Member of the Ohio Senate from the 5th district
- Incumbent
- Assumed office January 1, 2019
- Preceded by: Bill Beagle

Member of the Ohio House of Representatives from the 80th district
- In office January 3, 2015 – December 31, 2018
- Preceded by: Richard Adams
- Succeeded by: Jena Powell

Personal details
- Born: November 14, 1964 (age 61)
- Party: Republican
- Alma mater: University of Toledo Medical College of Ohio

= Steve Huffman (Ohio politician) =

American politician (born 1964)

Stephen A. Huffman (born November 14, 1964) is a Republican member of the Ohio Senate, representing the 5th district since 2019. Previously, Huffman served two terms in the Ohio House of Representatives.

== Life and career ==
Huffman is a lifelong resident of Miami County and was raised in Ludlow Falls, Ohio. He graduated from the University of Toledo and has been a practicing physician for nearly 20 years. In 2013, Huffman announced that he was running for the Ohio House of Representatives after the incumbent, Richard Adams, announced he was not seeking another term. Huffman won a three-way primary with 45% of the vote, and won the general election to take the seat with 77% of the vote.

== Ohio Senate ==
In 2018, state Senator Bill Beagle was term-limited, leaving the 5th district an open seat for that year's election. As a result, Huffman opted to forego another term in the Ohio House to run for the Senate seat. A competitive seat, the 5th district was a Democratic stronghold until it was won by Beagle in 2010. Despite this, Huffman prevailed, winning over Democrat Paul Bradley, 53% to 47%.

Huffman was sworn in for his first term on January 1, 2019. Ohio Senate President Matt Huffman (R-Lima) is his cousin.

Huffman was reelected in 2022 with 94.6% of the vote, defeating independent candidate Nancy Kiehl. There was no Democratic opposition in the general election, nor was Huffman opposed in the Republican primary.

=== Committee assignments ===
During the 134th General Assembly, Huffman was assigned to the following Ohio Senate committees:

- (chair of) Health Committee
- (Vice Chair of) Agriculture & Natural Resources Committee
- Insurance Committee
- Primary & Secondary Education Committee

== Controversies ==
In December 2019, The Washington Post detailed how an editorial in the Sidney Daily News against Medicare for all by Huffman was drafted with the help of lobbyist Kathleen DeLand of the pharmaceutical, hospital, and healthcare insurance lobbying group, Partnership for America's Health Care Future. Two Montana state lawmakers, Rep. Kathy Kelker and Sen. Jen Gross, were also implicated.

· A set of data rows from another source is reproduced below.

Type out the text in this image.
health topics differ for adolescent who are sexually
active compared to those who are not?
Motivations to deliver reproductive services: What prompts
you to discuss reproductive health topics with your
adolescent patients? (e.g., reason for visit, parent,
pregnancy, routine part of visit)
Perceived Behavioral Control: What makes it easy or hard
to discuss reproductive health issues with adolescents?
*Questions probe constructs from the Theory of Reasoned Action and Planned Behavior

In a June 9, 2020, hearing on whether to declare racism a public health crisis in Ohio, Huffman asked if it were possible blacks were contracting coronavirus at higher rates because "the colored population do not wash their hands as well as other groups". Ohio Legislative Black Caucus President Stephanie Howse said, "The fact that a well-educated legislator – a Vice Chair of the Health Committee and a practicing medical doctor – would, in a public setting, nonchalantly use such antiquated terminology paired with a hurtful, racist stereotype all in one breath reflects how unconscious this problem of racism is for too many." Huffman later apologized. His employer, TeamHealth, dismissed him June 11, 2020, for his remarks.

In January 2021, Huffman was appointed to lead the Senate Health Committee by Ohio Senate President Matt Huffman (R-Lima), his cousin, drawing new criticism from Black lawmakers in light of Huffman's previous comments.